In het hoofdstuk financiële hoofdlijnen en begroting geven we inzicht in de meerjarige ontwikkeling van het begrotingssaldo en de algemene vrije reserve. Ook is een beknopte toelichting opgenomen met betrekking tot de stelposten voor loon- en prijscompensatie. Een stelpost is een reservering van (toekomstige) financiële middelen waarbij rekening wordt gehouden met toekomstige prijsstijgingen. Met een toelichting op de ontwikkeling van de financiële graadmeters wordt uitgelegd wat dit betekent voor de financiële weerbaarheid en wendbaarheid (goed omgaan met financiën en kunnen meebewegen met veranderingen) van de provincie. In de grondslagen (basisprincipes) wordt aangeven welke uitgangspunten gelden, onder andere voor de toe te passen indexatiecijfers voor de Begroting 2026. De indexatiecijfers bepalen met welk percentage prijsstijgingen wij in de toekomst rekening houden.
De in deze Kadernota opgenomen vooruitblik tot en met 2040 is uiteraard omgeven met veel onzekerheden, zowel aan de baten- als aan de lastenkant. Dat lichten we toe in het hoofdstuk onzekerheden met mogelijke impact op het begrotingssaldo . Vervolgens geeft het hoofdstuk lange termijn inzicht ambities inzicht in de meerjarige ontwikkeling van de baten, de lasten en de inzet van bestemmingsreserves. Dit inzicht is ook omschreven per ambitie.

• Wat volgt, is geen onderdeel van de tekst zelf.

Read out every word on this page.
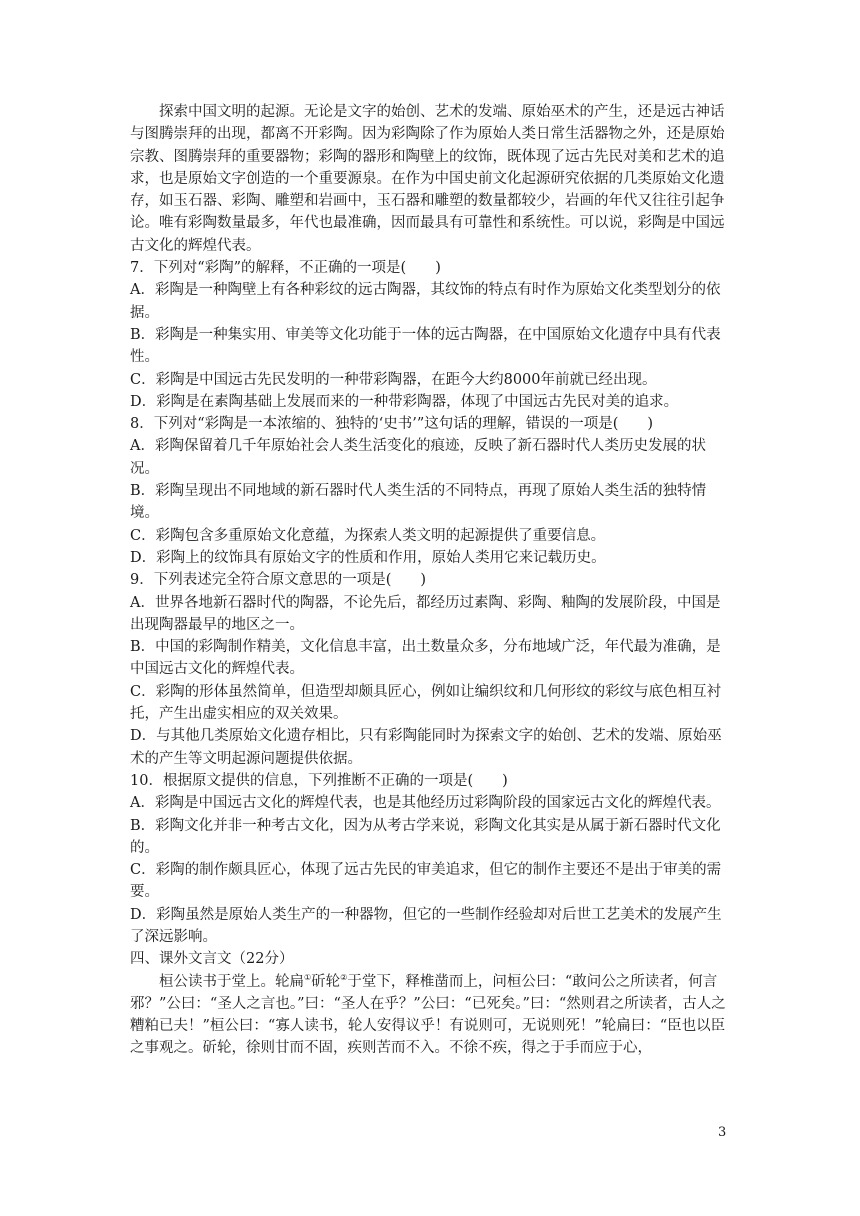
探索中国文明的起源。无论是文字的始创、艺术的发端、原始巫术的产生，还是远古神话与图腾崇拜的出现，都离不开彩陶。因为彩陶除了作为原始人类日常生活器物之外，还是原始宗教、图腾崇拜的重要器物；彩陶的器形和陶壁上的纹饰，既体现了远古先民对美和艺术的追求，也是原始文字创造的一个重要源泉。在作为中国史前文化起源研究依据的几类原始文化遗存，如玉石器、彩陶、雕塑和岩画中，玉石器和雕塑的数量都较少，岩画的年代又往往引起争论。唯有彩陶数量最多，年代也最准确，因而最具有可靠性和系统性。可以说，彩陶是中国远古文化的辉煌代表。

7．下列对“彩陶”的解释，不正确的一项是(　　)

A．彩陶是一种陶壁上有各种彩纹的远古陶器，其纹饰的特点有时作为原始文化类型划分的依据。

B．彩陶是一种集实用、审美等文化功能于一体的远古陶器，在中国原始文化遗存中具有代表性。

C．彩陶是中国远古先民发明的一种带彩陶器，在距今大约8000年前就已经出现。

D．彩陶是在素陶基础上发展而来的一种带彩陶器，体现了中国远古先民对美的追求。

8．下列对“彩陶是一本浓缩的、独特的‘史书’”这句话的理解，错误的一项是(　　)

A．彩陶保留着几千年原始社会人类生活变化的痕迹，反映了新石器时代人类历史发展的状况。

B．彩陶呈现出不同地域的新石器时代人类生活的不同特点，再现了原始人类生活的独特情境。

C．彩陶包含多重原始文化意蕴，为探索人类文明的起源提供了重要信息。

D．彩陶上的纹饰具有原始文字的性质和作用，原始人类用它来记载历史。

9．下列表述完全符合原文意思的一项是(　　)

A．世界各地新石器时代的陶器，不论先后，都经历过素陶、彩陶、釉陶的发展阶段，中国是出现陶器最早的地区之一。

B．中国的彩陶制作精美，文化信息丰富，出土数量众多，分布地域广泛，年代最为准确，是中国远古文化的辉煌代表。

C．彩陶的形体虽然简单，但造型却颇具匠心，例如让编织纹和几何形纹的彩纹与底色相互衬托，产生出虚实相应的双关效果。

D．与其他几类原始文化遗存相比，只有彩陶能同时为探索文字的始创、艺术的发端、原始巫术的产生等文明起源问题提供依据。

10．根据原文提供的信息，下列推断不正确的一项是(　　)

A．彩陶是中国远古文化的辉煌代表，也是其他经历过彩陶阶段的国家远古文化的辉煌代表。

B．彩陶文化并非一种考古文化，因为从考古学来说，彩陶文化其实是从属于新石器时代文化的。

C．彩陶的制作颇具匠心，体现了远古先民的审美追求，但它的制作主要还不是出于审美的需要。

D．彩陶虽然是原始人类生产的一种器物，但它的一些制作经验却对后世工艺美术的发展产生了深远影响。

四、课外文言文（22分）

桓公读书于堂上。轮扁①斫轮②于堂下，释椎凿而上，问桓公曰：“敢问公之所读者，何言邪？”公曰：“圣人之言也。”曰：“圣人在乎？”公曰：“已死矣。”曰：“然则君之所读者，古人之糟粕已夫！”桓公曰：“寡人读书，轮人安得议乎！有说则可，无说则死！”轮扁曰：“臣也以臣之事观之。斫轮，徐则甘而不固，疾则苦而不入。不徐不疾，得之于手而应于心，

3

De Kadernota eindigt met enkele bijlagen:
- Bijlage 1 geeft inzicht in de omvang van de kredietbedragen (het geld dat is gereserveerd) die we in komende jaren verwachten af te ronden en te activeren.

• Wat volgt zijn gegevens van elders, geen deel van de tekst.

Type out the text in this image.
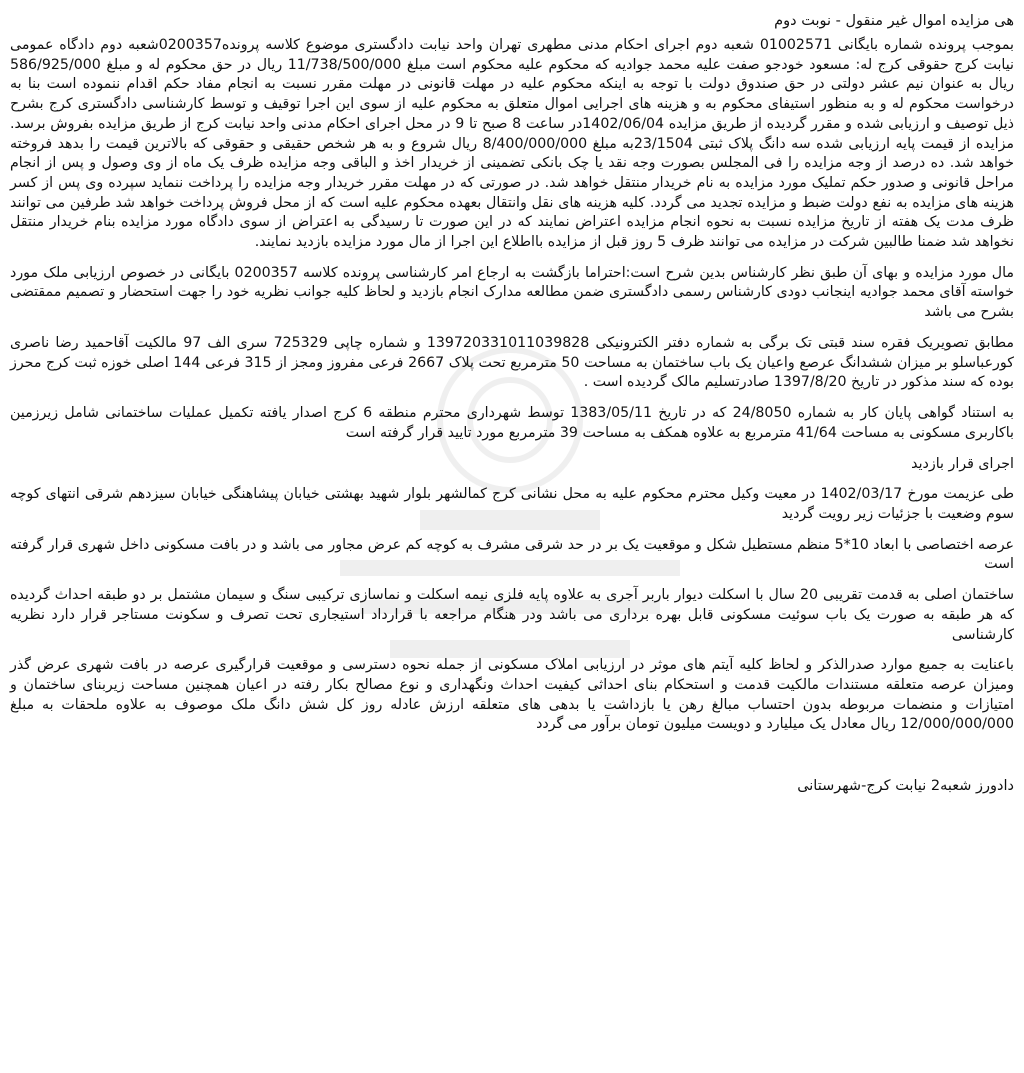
هی مزایده اموال غیر منقول - نوبت دوم

بموجب پرونده شماره بایگانی 01002571 شعبه دوم اجرای احکام مدنی مطهری تهران واحد نیابت دادگستری موضوع کلاسه پرونده0200357شعبه دوم دادگاه عمومی نیابت کرج حقوقی کرج له: مسعود خودجو صفت علیه محمد جوادیه که محکوم علیه محکوم است مبلغ 11/738/500/000 ریال در حق محکوم له و مبلغ 586/925/000 ریال به عنوان نیم عشر دولتی در حق صندوق دولت با توجه به اینکه محکوم علیه در مهلت قانونی در مهلت مقرر نسبت به انجام مفاد حکم اقدام ننموده است بنا به درخواست محکوم له و به منظور استیفای محکوم به و هزینه های اجرایی اموال متعلق به محکوم علیه از سوی این اجرا توقیف و توسط کارشناسی دادگستری کرج بشرح ذیل توصیف و ارزیابی شده و مقرر گردیده از طریق مزایده 1402/06/04در ساعت 8 صبح تا 9 در محل اجرای احکام مدنی واحد نیابت کرج از طریق مزایده بفروش برسد. مزایده از قیمت پایه ارزیابی شده سه دانگ پلاک ثبتی 23/1504به مبلغ 8/400/000/000 ریال شروع و به هر شخص حقیقی و حقوقی که بالاترین قیمت را بدهد فروخته خواهد شد. ده درصد از وجه مزایده را فی المجلس بصورت وجه نقد یا چک بانکی تضمینی از خریدار اخذ و الباقی وجه مزایده ظرف یک ماه از وی وصول و پس از انجام مراحل قانونی و صدور حکم تملیک مورد مزایده به نام خریدار منتقل خواهد شد. در صورتی که در مهلت مقرر خریدار وجه مزایده را پرداخت ننماید سپرده وی پس از کسر هزینه های مزایده به نفع دولت ضبط و مزایده تجدید می گردد. کلیه هزینه های نقل وانتقال بعهده محکوم علیه است که از محل فروش پرداخت خواهد شد طرفین می توانند ظرف مدت یک هفته از تاریخ مزایده نسبت به نحوه انجام مزایده اعتراض نمایند که در این صورت تا رسیدگی به اعتراض از سوی دادگاه مورد مزایده بنام خریدار منتقل نخواهد شد ضمنا طالبین شرکت در مزایده می توانند ظرف 5 روز قبل از مزایده بااطلاع این اجرا از مال مورد مزایده بازدید نمایند.

مال مورد مزایده و بهای آن طبق نظر کارشناس بدین شرح است:احتراما بازگشت به ارجاع امر کارشناسی پرونده کلاسه 0200357 بایگانی در خصوص ارزیابی ملک مورد خواسته آقای محمد جوادیه اینجانب دودی کارشناس رسمی دادگستری ضمن مطالعه مدارک انجام بازدید و لحاظ کلیه جوانب نظریه خود را جهت استحضار و تصمیم ممقتضی بشرح می باشد

مطابق تصویریک فقره سند قبتی تک برگی به شماره دفتر الکترونیکی 139720331011039828 و شماره چاپی 725329 سری الف 97 مالکیت آقاحمید رضا ناصری کورعباسلو بر میزان ششدانگ عرصع واعیان یک باب ساختمان به مساحت 50 مترمربع تحت پلاک 2667 فرعی مفروز ومجز از 315 فرعی 144 اصلی خوزه ثبت کرج محرز بوده که سند مذکور در تاریخ 1397/8/20 صادرتسلیم مالک گردیده است .

به استناد گواهی پایان کار به شماره 24/8050 که در تاریخ 1383/05/11 توسط شهرداری محترم منطقه 6 کرج اصدار یافته تکمیل عملیات ساختمانی شامل زیرزمین باکاربری مسکونی به مساحت 41/64 مترمربع به علاوه همکف به مساحت 39 مترمربع مورد تایید قرار گرفته است

اجرای قرار بازدید

طی عزیمت مورخ 1402/03/17 در معیت وکیل محترم محکوم علیه به محل نشانی کرج کمالشهر بلوار شهید بهشتی خیابان پیشاهنگی خیابان سیزدهم شرقی انتهای کوچه سوم وضعیت با جزئیات زیر رویت گردید

عرصه اختصاصی با ابعاد 10*5 منظم مستطیل شکل و موقعیت یک بر در حد شرقی مشرف به کوچه کم عرض مجاور می باشد و در بافت مسکونی داخل شهری قرار گرفته است

ساختمان اصلی به قدمت تقریبی 20 سال با اسکلت دیوار باربر آجری به علاوه پایه فلزی نیمه اسکلت و نماسازی ترکیبی سنگ و سیمان مشتمل بر دو طبقه احداث گردیده که هر طبقه به صورت یک باب سوئیت مسکونی قابل بهره برداری می باشد ودر هنگام مراجعه با قرارداد استیجاری تحت تصرف و سکونت مستاجر قرار دارد نظریه کارشناسی

باعنایت به جمیع موارد صدرالذکر و لحاظ کلیه آیتم های موثر در ارزیابی املاک مسکونی از جمله نحوه دسترسی و موقعیت قرارگیری عرصه در بافت شهری عرض گذر ومیزان عرصه متعلقه مستندات مالکیت قدمت و استحکام بنای احداثی کیفیت احداث ونگهداری و نوع مصالح بکار رفته در اعیان همچنین مساحت زیربنای ساختمان و امتیازات و منضمات مربوطه بدون احتساب مبالغ رهن یا بازداشت یا بدهی های متعلقه ارزش عادله روز کل شش دانگ ملک موصوف به علاوه ملحقات به مبلغ 12/000/000/000 ریال معادل یک میلیارد و دویست میلیون تومان برآور می گردد

دادورز شعبه2 نیابت کرج-شهرستانی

- Bijlage 2 bevat de door Provinciale Staten vast te stellen (plafond)bedragen voor begrotingssubsidies.
- Bijlage 3 bevat een totaaloverzicht van financiële voorstellen en ontwikkelingen voor de Ambitie Bereikbaar Zuid-Holland en daarbinnen voor het Programma Zuid-Hollandse Infrastructuur (PZI).

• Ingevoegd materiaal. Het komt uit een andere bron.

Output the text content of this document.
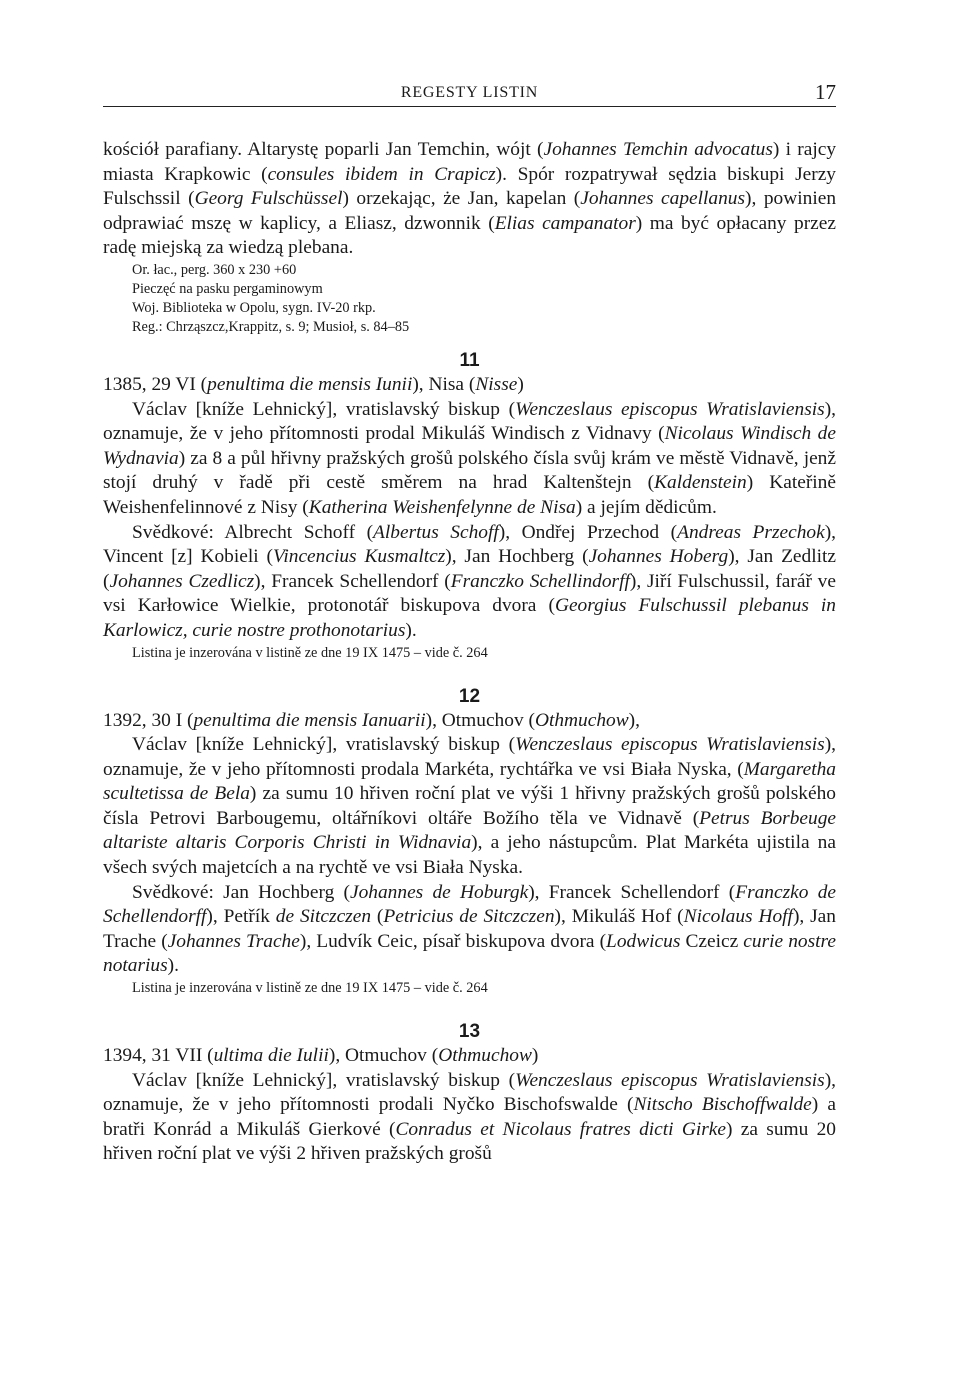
REGESTY LISTIN	17

kościół parafiany. Altarystę poparli Jan Temchin, wójt (Johannes Temchin advocatus) i rajcy miasta Krapkowic (consules ibidem in Crapicz). Spór rozpatrywał sędzia biskupi Jerzy Fulschssil (Georg Fulschüssel) orzekając, że Jan, kapelan (Johannes capellanus), powinien odprawiać mszę w kaplicy, a Eliasz, dzwonnik (Elias campanator) ma być opłacany przez radę miejską za wiedzą plebana.

Or. łac., perg. 360 x 230 +60

Pieczęć na pasku pergaminowym

Woj. Biblioteka w Opolu, sygn. IV-20 rkp.

Reg.: Chrząszcz,Krappitz, s. 9; Musioł, s. 84–85

11

1385, 29 VI (penultima die mensis Iunii), Nisa (Nisse)

Václav [kníže Lehnický], vratislavský biskup (Wenczeslaus episcopus Wratislaviensis), oznamuje, že v jeho přítomnosti prodal Mikuláš Windisch z Vidnavy (Nicolaus Windisch de Wydnavia) za 8 a půl hřivny pražských grošů polského čísla svůj krám ve městě Vidnavě, jenž stojí druhý v řadě při cestě směrem na hrad Kaltenštejn (Kaldenstein) Kateřině Weishenfelinnové z Nisy (Katherina Weishenfelynne de Nisa) a jejím dědicům.

Svědkové: Albrecht Schoff (Albertus Schoff), Ondřej Przechod (Andreas Przechok), Vincent [z] Kobieli (Vincencius Kusmaltcz), Jan Hochberg (Johannes Hoberg), Jan Zedlitz (Johannes Czedlicz), Francek Schellendorf (Franczko Schellindorff), Jiří Fulschussil, farář ve vsi Karłowice Wielkie, protonotář biskupova dvora (Georgius Fulschussil plebanus in Karlowicz, curie nostre prothonotarius).

Listina je inzerována v listině ze dne 19 IX 1475 – vide č. 264

12

1392, 30 I (penultima die mensis Ianuarii), Otmuchov (Othmuchow),

Václav [kníže Lehnický], vratislavský biskup (Wenczeslaus episcopus Wratislaviensis), oznamuje, že v jeho přítomnosti prodala Markéta, rychtářka ve vsi Biała Nyska, (Margaretha scultetissa de Bela) za sumu 10 hřiven roční plat ve výši 1 hřivny pražských grošů polského čísla Petrovi Barbougemu, oltářníkovi oltáře Božího těla ve Vidnavě (Petrus Borbeuge altariste altaris Corporis Christi in Widnavia), a jeho nástupcům. Plat Markéta ujistila na všech svých majetcích a na rychtě ve vsi Biała Nyska.

Svědkové: Jan Hochberg (Johannes de Hoburgk), Francek Schellendorf (Franczko de Schellendorff), Petřík de Sitczczen (Petricius de Sitczczen), Mikuláš Hof (Nicolaus Hoff), Jan Trache (Johannes Trache), Ludvík Ceic, písař biskupova dvora (Lodwicus Czeicz curie nostre notarius).

Listina je inzerována v listině ze dne 19 IX 1475 – vide č. 264

13

1394, 31 VII (ultima die Iulii), Otmuchov (Othmuchow)

Václav [kníže Lehnický], vratislavský biskup (Wenczeslaus episcopus Wratislaviensis), oznamuje, že v jeho přítomnosti prodali Nyčko Bischofswalde (Nitscho Bischoffwalde) a bratři Konrád a Mikuláš Gierkové (Conradus et Nicolaus fratres dicti Girke) za sumu 20 hřiven roční plat ve výši 2 hřiven pražských grošů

- Bijlagen 4 tot en met 6: bevat het Statenbesluit, amendementen en moties en afkortingenlijst.
Lastencategorieën
In deze Kadernota wordt in het hoofdstuk Lange termijn inzicht ambities, inzicht gegeven in de opbouw van de lasten via een grafiek. De lasten zijn daarbij onderverdeeld in vier categorieën:
- Arbeidskosten: gaat om de loonkostenformatie zoals opgenomen onder A in de paragraaf Arbeidscapaciteit (zie Voorjaarsnota 2025).
- Kapitaallasten: gaat om de kapitaallasten als gevolg van een investering.
- Subsidies en inkomensoverdrachten: gaat om de lastneming van subsidies en daarnaast bijdragen aan met name andere overheidsinstellingen.
- Overige lasten: gaat om de lasten die niet gerekend worden tot de hiervoor genoemde categorieën. Dit betreft o.a. uitgaven voor planmatig en groot onderhoud, externe inhuur, beleidsmatige onderzoeken, software licenties, stortingen in voorzieningen, verminderde waarde van aangekochte gronden, te betalen belastingen, gas/water/licht, en verschillende andere uitgaven.
De categorie 'subsidies en inkomensoverdrachten' vormt een heel groot deel van de provinciale begroting. In deze categorie zijn de lasten begroot van subsidies, waaronder de concessie voor het openbaar vervoer. Daarnaast zijn hierin ook de bijdragen opgenomen die de provincie geeft aan andere overheidsinstellingen, zoals de omgevingsdiensten. Dit soort bijdragen worden in de verslaggevingsregels (Iv3) omschreven als 'inkomensoverdrachten'.